State Key Laboratory of Drug Research, Shanghai Institute of Materia Medica, Chinese Academy of Sciences, 555 Zuchongzhi Road, Pudong, Shanghai, 201203, China.
CAS Key Laboratory of Receptor Research, Shanghai Institute of Materia Medica, Chinese Academy of Sciences, Shanghai, 201203, China.
Nat Commun. 2019 Feb 7;10(1):638. doi: 10.1038/s41467-019-08568-5.

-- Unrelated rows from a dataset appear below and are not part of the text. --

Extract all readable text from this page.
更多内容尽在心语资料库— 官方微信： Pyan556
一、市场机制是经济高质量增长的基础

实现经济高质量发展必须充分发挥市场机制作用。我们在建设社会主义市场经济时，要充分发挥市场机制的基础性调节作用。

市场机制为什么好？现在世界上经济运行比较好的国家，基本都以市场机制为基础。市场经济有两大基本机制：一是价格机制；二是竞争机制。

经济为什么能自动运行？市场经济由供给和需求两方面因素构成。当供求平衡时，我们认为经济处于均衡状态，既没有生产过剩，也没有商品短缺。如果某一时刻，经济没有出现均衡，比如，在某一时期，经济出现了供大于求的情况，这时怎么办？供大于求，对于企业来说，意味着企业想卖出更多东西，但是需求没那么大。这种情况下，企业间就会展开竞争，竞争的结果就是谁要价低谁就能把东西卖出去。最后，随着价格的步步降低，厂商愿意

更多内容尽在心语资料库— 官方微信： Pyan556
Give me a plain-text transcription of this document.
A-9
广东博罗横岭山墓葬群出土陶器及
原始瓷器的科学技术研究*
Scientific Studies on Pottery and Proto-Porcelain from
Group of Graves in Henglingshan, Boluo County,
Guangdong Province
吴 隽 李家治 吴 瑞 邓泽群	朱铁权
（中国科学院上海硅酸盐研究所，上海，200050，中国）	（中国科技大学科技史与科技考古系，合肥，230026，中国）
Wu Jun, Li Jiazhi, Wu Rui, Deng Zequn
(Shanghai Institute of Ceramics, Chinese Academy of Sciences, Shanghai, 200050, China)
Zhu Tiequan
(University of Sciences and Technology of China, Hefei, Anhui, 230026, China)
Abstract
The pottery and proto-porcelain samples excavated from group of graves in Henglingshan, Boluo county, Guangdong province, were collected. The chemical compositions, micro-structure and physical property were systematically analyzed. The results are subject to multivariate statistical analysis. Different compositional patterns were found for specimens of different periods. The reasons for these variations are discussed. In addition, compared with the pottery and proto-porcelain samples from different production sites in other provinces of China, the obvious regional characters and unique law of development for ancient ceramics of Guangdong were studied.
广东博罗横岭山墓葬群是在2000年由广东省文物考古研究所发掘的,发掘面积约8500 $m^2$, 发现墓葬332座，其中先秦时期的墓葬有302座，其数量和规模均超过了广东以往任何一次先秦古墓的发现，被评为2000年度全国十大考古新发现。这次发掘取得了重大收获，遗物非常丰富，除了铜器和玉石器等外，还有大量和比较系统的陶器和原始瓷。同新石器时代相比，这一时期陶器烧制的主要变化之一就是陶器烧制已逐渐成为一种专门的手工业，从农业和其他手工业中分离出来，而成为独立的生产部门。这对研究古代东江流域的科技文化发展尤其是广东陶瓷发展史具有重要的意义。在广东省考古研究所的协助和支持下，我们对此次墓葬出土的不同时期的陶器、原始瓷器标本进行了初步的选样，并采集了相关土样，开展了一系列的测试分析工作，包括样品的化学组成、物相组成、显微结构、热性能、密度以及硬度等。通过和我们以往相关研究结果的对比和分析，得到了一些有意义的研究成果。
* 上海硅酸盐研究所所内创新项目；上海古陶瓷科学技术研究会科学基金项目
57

Neurokinin 1 receptor (NK1R) has key regulating functions in the central and peripheral nervous systems, and NK1R antagonists such as aprepitant have been approved for treating chemotherapy-induced nausea and vomiting. However, the lack of data on NK1R structure and biochemistry has limited further drug development targeting this receptor. Here, we combine NMR spectroscopy and X-ray crystallography to provide dynamic and static characterisation of the binding mode of aprepitant in complexes with human NK1R variants. F-NMR showed a slow off-rate in the binding site, where aprepitant occupies multiple substates that exchange with frequencies in the millisecond range. The environment of the bound ligand is affected by the amino acid in position 2.50, which plays a key role in ligand binding and receptor signaling in class A GPCRs. Crystal structures now reveal how receptor signaling relates to the conformation of the conserved NPxxY motif in transmembrane helix VII.
神经激肽 1 受体(NK1R)在中枢和外周神经系统中具有关键的调节功能,NK1R 拮抗剂,如阿瑞匹坦,已被批准用于治疗化疗引起的恶心和呕吐。然而,由于缺乏 NK1R 结构和生物化学方面的数据,限制了针对该受体的进一步药物开发。在这里,我们结合 NMR 光谱和 X 射线晶体学,提供了阿瑞匹坦与人 NK1R 变体复合物结合模式的动态和静态特征。F-NMR 显示在结合部位的离解速率较慢,其中阿瑞匹坦占据多个亚状态,以毫秒级的频率进行交换。结合配体的环境受位置 2.50 处氨基酸的影响,该氨基酸在配体结合和 A 类 GPCR 中的受体信号转导中起关键作用。晶体结构现在揭示了受体信号转导如何与跨膜螺旋 VII 中的保守 NPxxY 基序的构象相关。